A taker might rationally consider doing riskless costless theft with its already-delinked coins if it assesses that some maker is not sufficiently online and with insufficient watchtowers (both operating expenditures!) that it has some probability of success times amount it has to seed the theft, versus the fee of that maker plus miner fees.

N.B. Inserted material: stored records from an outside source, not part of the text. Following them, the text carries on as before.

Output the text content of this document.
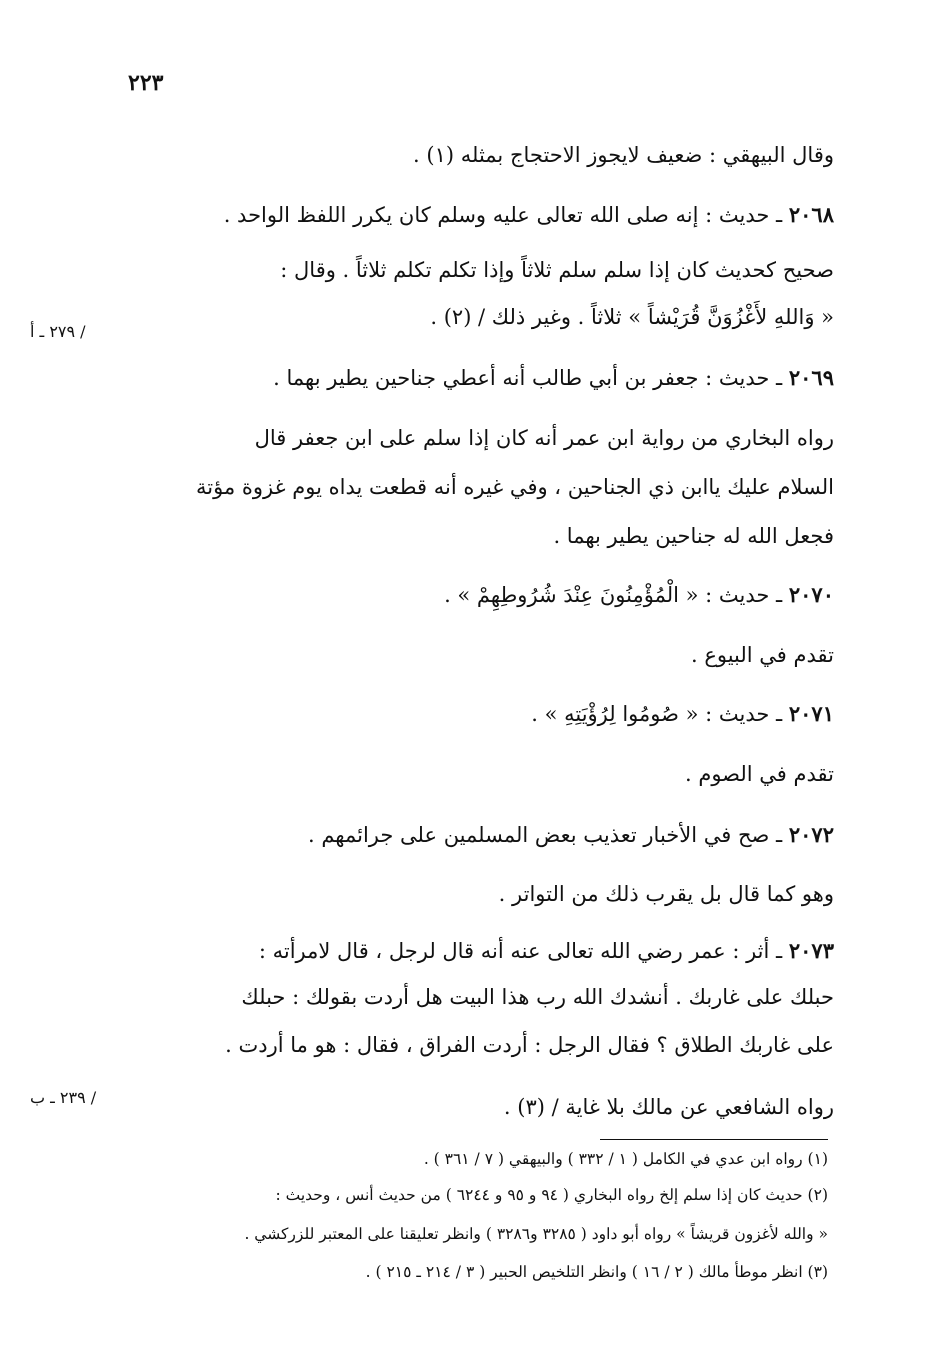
٢٢٣
وقال البيهقي : ضعيف لايجوز الاحتجاج بمثله (١) .
٢٠٦٨ ـ حديث : إنه صلى الله تعالى عليه وسلم كان يكرر اللفظ الواحد .
صحيح كحديث كان إذا سلم سلم ثلاثاً وإذا تكلم تكلم ثلاثاً . وقال :
« وَاللهِ لأَغْزُوَنَّ قُرَيْشاً » ثلاثاً . وغير ذلك / (٢) .
٢٠٦٩ ـ حديث : جعفر بن أبي طالب أنه أعطي جناحين يطير بهما .
رواه البخاري من رواية ابن عمر أنه كان إذا سلم على ابن جعفر قال
السلام عليك ياابن ذي الجناحين ، وفي غيره أنه قطعت يداه يوم غزوة مؤتة
فجعل الله له جناحين يطير بهما .
٢٠٧٠ ـ حديث : « الْمُؤْمِنُونَ عِنْدَ شُرُوطِهِمْ » .
تقدم في البيوع .
٢٠٧١ ـ حديث : « صُومُوا لِرُؤْيَتِهِ » .
تقدم في الصوم .
٢٠٧٢ ـ صح في الأخبار تعذيب بعض المسلمين على جرائمهم .
وهو كما قال بل يقرب ذلك من التواتر .
٢٠٧٣ ـ أثر : عمر رضي الله تعالى عنه أنه قال لرجل ، قال لامرأته :
حبلك على غاربك . أنشدك الله رب هذا البيت هل أردت بقولك : حبلك
على غاربك الطلاق ؟ فقال الرجل : أردت الفراق ، فقال : هو ما أردت .
رواه الشافعي عن مالك بلا غاية / (٣) .
/ ٢٧٩ ـ أ
/ ٢٣٩ ـ ب
(١) رواه ابن عدي في الكامل ( ١ / ٣٣٢ ) والبيهقي ( ٧ / ٣٦١ ) .
(٢) حديث كان إذا سلم إلخ رواه البخاري ( ٩٤ و ٩٥ و ٦٢٤٤ ) من حديث أنس ، وحديث :
« والله لأغزون قريشاً » رواه أبو داود ( ٣٢٨٥ و٣٢٨٦ ) وانظر تعليقنا على المعتبر للزركشي .
(٣) انظر موطأ مالك ( ٢ / ١٦ ) وانظر التلخيص الحبير ( ٣ / ٢١٤ ـ ٢١٥ ) .
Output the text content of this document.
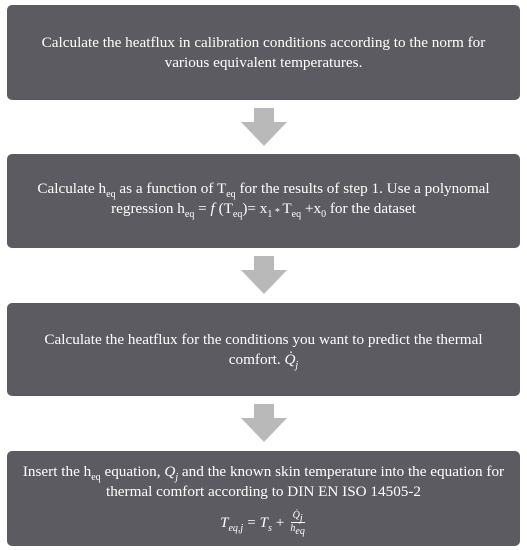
Calculate the heatflux in calibration conditions according to the norm for
various equivalent temperatures.
Calculate $h_{eq}$ as a function of $T_{eq}$ for the results of step 1. Use a polynomal
regression $h_{eq} = f$ $(T_{eq})= x_1 * T_{eq} +x_0$ for the dataset
Calculate the heatflux for the conditions you want to predict the thermal
comfort. $Q̇_j$
Insert the $h_{eq}$ equation, $Q_j$ and the known skin temperature into the equation for
thermal comfort according to DIN EN ISO 14505-2
$T_{eq,j} = T_s + \frac{Q̇_j}{h_{eq}}$
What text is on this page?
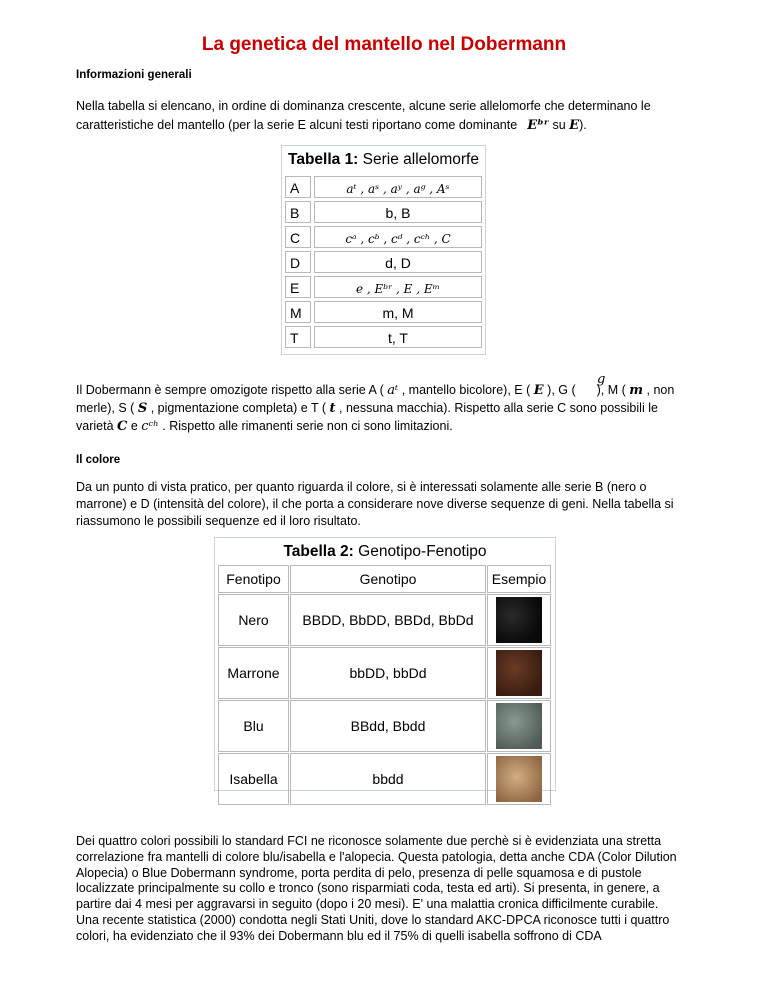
La genetica del mantello nel Dobermann
Informazioni generali
Nella tabella si elencano, in ordine di dominanza crescente, alcune serie allelomorfe che determinano le
caratteristiche del mantello (per la serie E alcuni testi riportano come dominante Eᵇʳ su E).
Tabella 1: Serie allelomorfe
A	aᵗ , aˢ , aʸ , aᵍ , Aˢ
B	b, B
C	cᵃ , cᵇ , cᵈ , cᶜʰ , C
D	d, D
E	e , Eᵇʳ , E , Eᵐ
M	m, M
T	t, T
g
Il Dobermann è sempre omozigote rispetto alla serie A ( aᵗ , mantello bicolore), E ( E ), G ( ), M ( m , non
merle), S ( S , pigmentazione completa) e T ( t , nessuna macchia). Rispetto alla serie C sono possibili le
varietà C e cᶜʰ . Rispetto alle rimanenti serie non ci sono limitazioni.
Il colore
Da un punto di vista pratico, per quanto riguarda il colore, si è interessati solamente alle serie B (nero o
marrone) e D (intensità del colore), il che porta a considerare nove diverse sequenze di geni. Nella tabella si
riassumono le possibili sequenze ed il loro risultato.
Tabella 2: Genotipo-Fenotipo
Fenotipo	Genotipo	Esempio
Nero	BBDD, BbDD, BBDd, BbDd
Marrone	bbDD, bbDd
Blu	BBdd, Bbdd
Isabella	bbdd
Dei quattro colori possibili lo standard FCI ne riconosce solamente due perchè si è evidenziata una stretta
correlazione fra mantelli di colore blu/isabella e l'alopecia. Questa patologia, detta anche CDA (Color Dilution
Alopecia) o Blue Dobermann syndrome, porta perdita di pelo, presenza di pelle squamosa e di pustole
localizzate principalmente su collo e tronco (sono risparmiati coda, testa ed arti). Si presenta, in genere, a
partire dai 4 mesi per aggravarsi in seguito (dopo i 20 mesi). E' una malattia cronica difficilmente curabile.
Una recente statistica (2000) condotta negli Stati Uniti, dove lo standard AKC-DPCA riconosce tutti i quattro
colori, ha evidenziato che il 93% dei Dobermann blu ed il 75% di quelli isabella soffrono di CDA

In response, a maker that is forced to accept a sweeping taker will raise its fee, so as to disincentivize this attack using already-delinked coins.

Hmmm.

In addition, post-Scriptless-Script, assuming relative-locktime-use is "normalized" as proposed in https://lists.linuxfoundation.org/pipermail/lightning-dev/2020-January/002412.html , then the "contract transaction" and its timelock-path-transaction look exactly the same as ordinary (P2SH-)P2WPKH single-input-single-output transactions, thus in that case the taker does ***not*** lose any privacy.
This removes whatever protection you can get from contract transaction blackmail.

--

The above suggests to me that you still want the collateralized contract transaction from the taker as well.

A sweeping taker can split its funds in half, swapping one half (and using the remainder for collateral input), then after that swap, using the already-swapped coins for the collateral input of the remaining unswapped coins.
This leaks information: you are now linking a post-mix coin with a pre-mix coin, not onchain (if you do not mount an attack, which you probably will not) but you *do* reveal this information to the maker (one input is from the funding tx that is pre-mix, the collateral input is from the post-mix coin).

The only protection here is that the maker is unaware of the fact that your input coin is pre-mix and your collateral input is post-mix, so it can be hard for a maker to *use* this information.


However, it might be possible to prevent the maker from learning the collateral input at all.

If my understanding of BIP-143 is correct, inputs are hashed separately (`hashPrevouts`) from outputs (`hashOutputs`).
Bob can provide the `hashPrevouts` as an opaque hash, while providing a decommitment of `hashOutputs` to show that the outputs of the collateralized contract transaction are correct, which is all that Charlie really needs to know.

Bob is incentivized to provide the correct `hashPrevouts`, because if it provides an incorrect `hashPrevouts` it cannot get a signature for a transaction it can use in case of a protocol abort, thus potentially losing its money in case of a protocol abort.
Conversely, Charlie does not care *where* Bob gets the funds that goes into its contract output come from, it only cares that the Bob collateralized contract output is I+K.
It loses nothing to sign that transaction, and it would prefer that transaction since its own contract output is only I.

This solution is mildly "unclean" as it depends on the details of the sighash algorithm, though, and is not proposed seriously.
Hopefully nobody will change the sighash algorithm anytime soon.........

In addition, it complicates reusing Lightning watchtowers.
Lightning watchtowers currently trigger on txid (i.e. it would have triggered on the txid of the B collateralized contract tx), but watching this needs to trigger on the spend of a txo, since it is not possible to prove that a specific `hashPrevouts` etc. goes with a specific txid without revealing the whole tx (which is precisely what we are trying to avoid), as both are hashes.
Watchtowers may need to be entrusted with privkeys, or need to wait for `SIGHASH_ANYPREVOUT` so that the exact txid of the B collateralized contract tx does not need to be fixed at signing time, thus this solution is undesirable as well.